The worst case ever was when I went over the handlebars onto the street. The only bad thing about being male is the dangling dangers which can suddenly meet up with sharp handlebar bolts. I won't bother to explain if you don't already get it, but suffice it to say that I didn't report this accident to my mother. I was too embarrassed, being only eight years old.

The only other serious injury from bicycling came from making the mistake of riding barefooted. You really don't think about how hard the asphalt is until you drag your big toe across a strip of it. I must have dragged my toe for a foot or more, and it was excruciating. It swelled up and turned blue. I had a ridiculously painful throbbing later and the toenail had to be pierced with another hot needle to release the blood behind it. The toenail eventually fell off, and a replacement grew back.
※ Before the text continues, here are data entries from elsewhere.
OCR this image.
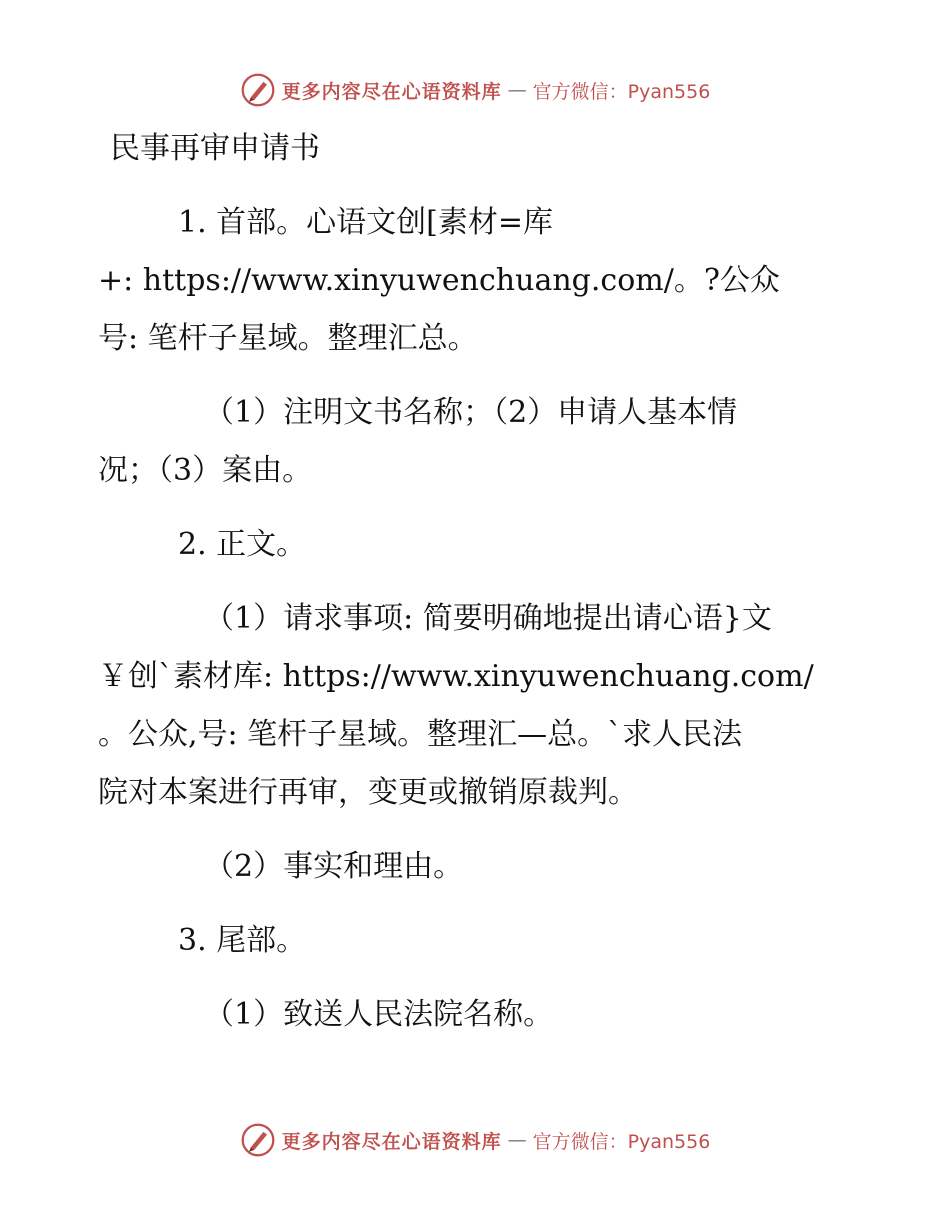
更多内容尽在心语资料库 — 官方微信：Pyan556

民事再审申请书

1. 首部。心语文创[素材=库
+: https://www.xinyuwenchuang.com/。?公众
号: 笔杆子星域。整理汇总。

（1）注明文书名称；（2）申请人基本情
况；（3）案由。

2. 正文。

（1）请求事项: 简要明确地提出请心语}文
￥创`素材库: https://www.xinyuwenchuang.com/
。公众,号: 笔杆子星域。整理汇—总。`求人民法
院对本案进行再审，变更或撤销原裁判。

（2）事实和理由。

3. 尾部。

（1）致送人民法院名称。

更多内容尽在心语资料库 — 官方微信：Pyan556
It was quite attractive, if I do say so myself.

I wish I could say that my bicycle incidents stopped when I graduated to the hottest thing of its day -- the ten-speed bicycle. Back then, they were incredibly heavy and unstable compared with today's bikes. I even got to repaint my bike after it had been in enough crashes. It was a candy-apple red with sparkles in it that started to peel off almost as soon as it was painted. But that bike saw me through thick and thin.

One way to certainly injure myself was learning to drive this newly acquired machine with no hands. The older guys did it, and based on my accidents when I was younger, I tried to make sure I was always far away from cars when I practiced this precision-balanced insanity. I learned to be able to ride with my arms folded across my chest as I traveled down Redwood Road, one of the highest-traffic roads in my area. Going fast always helped, but when you crashed, it hurt more.

We lived on a pretty steep hill in Bennion, which was great when you were going downhill and not so great going uphill. The first time I went too fast down the hill I also tried to turn on the canal road. The good news was that I was already past the canal as I realized I was going too fast. The gravel on the other side of the road slipped my wheels out from under me as soon as I made the mistake of putting on the brakes. The bike went sideways right into the large ditch. I slid for a while on the road before also being unceremoniously dumped into the ditch, having the unique experience of dragging my palms across two or three feet of gravel before my ignominious landing. I sat at the bottom of a deep ditch with bleeding palms filled with gravel, wondering how long it would take me to limp back up the hill and get bandaged.

Or I could just tough it out, wipe the blood on my pants and get on my way to wherever it was I was hurrying to so fast. I think I must have been going to baseball practice, so I took it like a man. I gingerly rubbed my scraped up hands on my pants until most of the gravel was gone and then went to practice.